In Secure Headers (RubyGem secure_headers), a directive injection vulnerability is present in versions before 3.9.0, 5.2.0, and 6.3.0. If user-supplied input was passed into append/override_content_security_policy_directives, a newline could be injected leading to limited header injection. Upon seeing a newline in the header, rails will silently create a new Content-Security-Policy header with the remaining value of the original string.
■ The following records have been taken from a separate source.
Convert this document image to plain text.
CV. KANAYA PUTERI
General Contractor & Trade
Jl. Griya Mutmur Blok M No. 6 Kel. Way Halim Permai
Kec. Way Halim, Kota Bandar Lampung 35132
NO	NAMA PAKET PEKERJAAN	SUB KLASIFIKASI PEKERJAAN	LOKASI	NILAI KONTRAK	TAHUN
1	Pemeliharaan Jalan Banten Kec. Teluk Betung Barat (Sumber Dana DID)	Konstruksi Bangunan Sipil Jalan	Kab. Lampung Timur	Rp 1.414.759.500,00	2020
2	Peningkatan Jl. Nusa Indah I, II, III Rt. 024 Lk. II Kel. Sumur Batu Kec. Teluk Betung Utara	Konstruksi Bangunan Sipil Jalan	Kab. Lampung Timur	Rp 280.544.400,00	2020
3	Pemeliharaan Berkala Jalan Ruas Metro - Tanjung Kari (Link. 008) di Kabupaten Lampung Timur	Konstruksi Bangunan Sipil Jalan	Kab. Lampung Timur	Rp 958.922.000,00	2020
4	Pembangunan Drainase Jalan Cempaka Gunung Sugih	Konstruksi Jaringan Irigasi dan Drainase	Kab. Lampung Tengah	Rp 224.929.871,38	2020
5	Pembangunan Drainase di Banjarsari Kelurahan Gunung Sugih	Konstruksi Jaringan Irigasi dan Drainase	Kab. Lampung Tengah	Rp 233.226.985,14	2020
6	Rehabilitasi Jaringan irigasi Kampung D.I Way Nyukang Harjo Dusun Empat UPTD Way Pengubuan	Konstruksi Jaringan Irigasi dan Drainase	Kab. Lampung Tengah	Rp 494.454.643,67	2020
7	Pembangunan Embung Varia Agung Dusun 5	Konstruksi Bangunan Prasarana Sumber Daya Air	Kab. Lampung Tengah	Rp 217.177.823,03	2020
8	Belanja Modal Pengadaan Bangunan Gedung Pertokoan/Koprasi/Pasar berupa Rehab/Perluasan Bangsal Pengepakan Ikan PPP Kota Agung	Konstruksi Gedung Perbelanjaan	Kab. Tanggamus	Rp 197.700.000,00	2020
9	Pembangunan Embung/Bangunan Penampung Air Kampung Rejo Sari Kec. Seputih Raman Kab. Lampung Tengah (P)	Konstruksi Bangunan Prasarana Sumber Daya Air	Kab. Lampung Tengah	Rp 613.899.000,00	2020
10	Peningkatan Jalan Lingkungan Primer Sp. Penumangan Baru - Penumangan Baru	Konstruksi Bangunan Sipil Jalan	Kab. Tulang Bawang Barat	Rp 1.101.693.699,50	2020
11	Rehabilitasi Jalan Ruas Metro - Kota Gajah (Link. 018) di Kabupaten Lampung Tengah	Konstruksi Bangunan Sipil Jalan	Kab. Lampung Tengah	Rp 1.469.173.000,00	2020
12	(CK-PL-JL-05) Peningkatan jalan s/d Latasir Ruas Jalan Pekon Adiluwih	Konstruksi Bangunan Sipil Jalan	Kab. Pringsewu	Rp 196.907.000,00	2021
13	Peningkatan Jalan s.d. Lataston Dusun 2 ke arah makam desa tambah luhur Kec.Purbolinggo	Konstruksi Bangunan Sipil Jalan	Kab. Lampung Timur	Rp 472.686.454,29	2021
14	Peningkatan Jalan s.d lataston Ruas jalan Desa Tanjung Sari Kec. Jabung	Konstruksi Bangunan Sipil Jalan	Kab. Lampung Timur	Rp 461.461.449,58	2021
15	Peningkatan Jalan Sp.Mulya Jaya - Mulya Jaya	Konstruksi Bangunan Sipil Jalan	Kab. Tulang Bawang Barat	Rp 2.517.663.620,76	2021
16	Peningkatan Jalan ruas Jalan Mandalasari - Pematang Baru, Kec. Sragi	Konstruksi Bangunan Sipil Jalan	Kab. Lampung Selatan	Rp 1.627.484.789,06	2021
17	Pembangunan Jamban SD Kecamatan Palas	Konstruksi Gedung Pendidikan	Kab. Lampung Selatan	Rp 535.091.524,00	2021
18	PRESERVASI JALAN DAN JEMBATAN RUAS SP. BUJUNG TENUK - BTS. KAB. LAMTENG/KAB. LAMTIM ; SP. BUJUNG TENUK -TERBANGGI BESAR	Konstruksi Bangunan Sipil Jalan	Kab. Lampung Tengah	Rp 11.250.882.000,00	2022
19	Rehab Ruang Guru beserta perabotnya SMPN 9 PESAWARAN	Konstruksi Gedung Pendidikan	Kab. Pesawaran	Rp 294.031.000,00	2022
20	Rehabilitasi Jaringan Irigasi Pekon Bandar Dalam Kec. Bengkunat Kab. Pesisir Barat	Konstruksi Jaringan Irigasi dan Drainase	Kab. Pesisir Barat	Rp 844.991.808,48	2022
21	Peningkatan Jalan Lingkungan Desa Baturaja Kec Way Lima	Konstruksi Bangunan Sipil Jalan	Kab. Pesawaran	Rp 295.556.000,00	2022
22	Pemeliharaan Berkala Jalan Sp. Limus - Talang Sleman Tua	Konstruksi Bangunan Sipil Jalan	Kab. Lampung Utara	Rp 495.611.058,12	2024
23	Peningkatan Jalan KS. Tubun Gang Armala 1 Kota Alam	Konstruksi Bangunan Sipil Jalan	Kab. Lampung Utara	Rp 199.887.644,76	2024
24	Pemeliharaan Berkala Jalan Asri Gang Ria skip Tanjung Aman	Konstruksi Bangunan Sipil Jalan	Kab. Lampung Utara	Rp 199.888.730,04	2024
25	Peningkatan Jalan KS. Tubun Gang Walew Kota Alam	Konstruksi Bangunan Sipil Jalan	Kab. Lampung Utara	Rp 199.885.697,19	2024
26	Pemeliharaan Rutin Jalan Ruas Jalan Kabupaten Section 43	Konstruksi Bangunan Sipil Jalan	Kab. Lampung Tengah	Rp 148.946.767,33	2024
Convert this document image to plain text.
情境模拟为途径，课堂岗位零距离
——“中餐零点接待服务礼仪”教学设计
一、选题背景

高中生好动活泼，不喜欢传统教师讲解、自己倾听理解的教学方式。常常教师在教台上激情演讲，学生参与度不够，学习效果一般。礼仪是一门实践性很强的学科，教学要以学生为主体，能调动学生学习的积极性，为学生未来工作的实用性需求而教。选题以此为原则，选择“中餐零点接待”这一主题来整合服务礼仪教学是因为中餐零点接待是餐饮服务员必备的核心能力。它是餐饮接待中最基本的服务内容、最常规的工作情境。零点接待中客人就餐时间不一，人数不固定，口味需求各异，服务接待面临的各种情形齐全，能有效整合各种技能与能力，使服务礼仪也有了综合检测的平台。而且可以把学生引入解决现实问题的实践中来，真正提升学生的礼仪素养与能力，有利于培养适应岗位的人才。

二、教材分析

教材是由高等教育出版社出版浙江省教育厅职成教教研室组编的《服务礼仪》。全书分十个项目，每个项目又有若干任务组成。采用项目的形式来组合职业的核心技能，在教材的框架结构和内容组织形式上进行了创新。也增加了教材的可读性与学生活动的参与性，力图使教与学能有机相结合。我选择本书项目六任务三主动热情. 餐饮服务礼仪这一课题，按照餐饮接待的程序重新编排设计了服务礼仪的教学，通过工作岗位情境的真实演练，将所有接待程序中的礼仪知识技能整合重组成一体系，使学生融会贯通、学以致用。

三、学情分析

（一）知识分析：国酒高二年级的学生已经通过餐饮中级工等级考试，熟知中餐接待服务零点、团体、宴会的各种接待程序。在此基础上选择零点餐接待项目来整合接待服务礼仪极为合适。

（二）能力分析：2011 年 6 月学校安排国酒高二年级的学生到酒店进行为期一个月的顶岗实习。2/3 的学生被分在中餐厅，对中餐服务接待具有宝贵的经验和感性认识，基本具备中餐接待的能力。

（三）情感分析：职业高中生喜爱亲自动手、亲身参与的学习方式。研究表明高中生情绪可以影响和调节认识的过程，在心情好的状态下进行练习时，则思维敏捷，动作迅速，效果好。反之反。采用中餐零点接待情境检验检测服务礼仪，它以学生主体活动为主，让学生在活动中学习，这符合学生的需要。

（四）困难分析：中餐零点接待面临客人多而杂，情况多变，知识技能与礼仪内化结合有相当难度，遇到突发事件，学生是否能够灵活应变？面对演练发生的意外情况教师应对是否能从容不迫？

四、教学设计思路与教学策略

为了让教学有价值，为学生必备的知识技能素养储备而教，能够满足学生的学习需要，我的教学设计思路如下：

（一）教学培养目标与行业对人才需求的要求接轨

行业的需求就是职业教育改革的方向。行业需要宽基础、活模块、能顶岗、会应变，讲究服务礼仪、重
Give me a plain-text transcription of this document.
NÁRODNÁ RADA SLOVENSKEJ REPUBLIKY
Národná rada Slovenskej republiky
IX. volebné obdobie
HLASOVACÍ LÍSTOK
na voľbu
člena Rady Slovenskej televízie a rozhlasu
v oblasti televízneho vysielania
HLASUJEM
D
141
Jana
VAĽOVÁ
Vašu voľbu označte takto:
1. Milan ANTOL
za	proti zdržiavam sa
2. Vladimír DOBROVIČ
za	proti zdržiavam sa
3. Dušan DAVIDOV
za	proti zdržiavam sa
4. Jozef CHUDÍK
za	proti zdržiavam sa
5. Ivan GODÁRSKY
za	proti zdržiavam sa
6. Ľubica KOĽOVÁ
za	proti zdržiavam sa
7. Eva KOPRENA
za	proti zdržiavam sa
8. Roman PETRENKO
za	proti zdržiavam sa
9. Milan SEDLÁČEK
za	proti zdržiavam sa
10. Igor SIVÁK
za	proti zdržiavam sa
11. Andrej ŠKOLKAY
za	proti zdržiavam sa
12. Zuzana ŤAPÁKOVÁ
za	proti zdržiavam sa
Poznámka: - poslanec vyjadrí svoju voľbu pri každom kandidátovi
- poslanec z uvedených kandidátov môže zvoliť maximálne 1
It will continue to create new headers for each newline. This has been fixed in 6.3.0, 5.2.0, and 3.9.0. Reference: https://github.com/twitter/secure_headers/security/advisories/GHSA-w978-rmpf-qmwg Upstream commit: https://github.com/twitter/secure_headers/commit/301695706f6a70517c2a90c6ef9b32178440a2d0
External References: https://github.com/twitter/secure_headers/security/advisories/GHSA-w978-rmpf-qmwg
Statement: Satellite 6 ships Secure Header rubygem, however, it does not accept any user input in override_content_security_policy_directive or append_content_security_policy_directive. All directives are hard-coded and therefor Satellite 6 is not vulnerable to this CVE. We may update this rubygem in future release.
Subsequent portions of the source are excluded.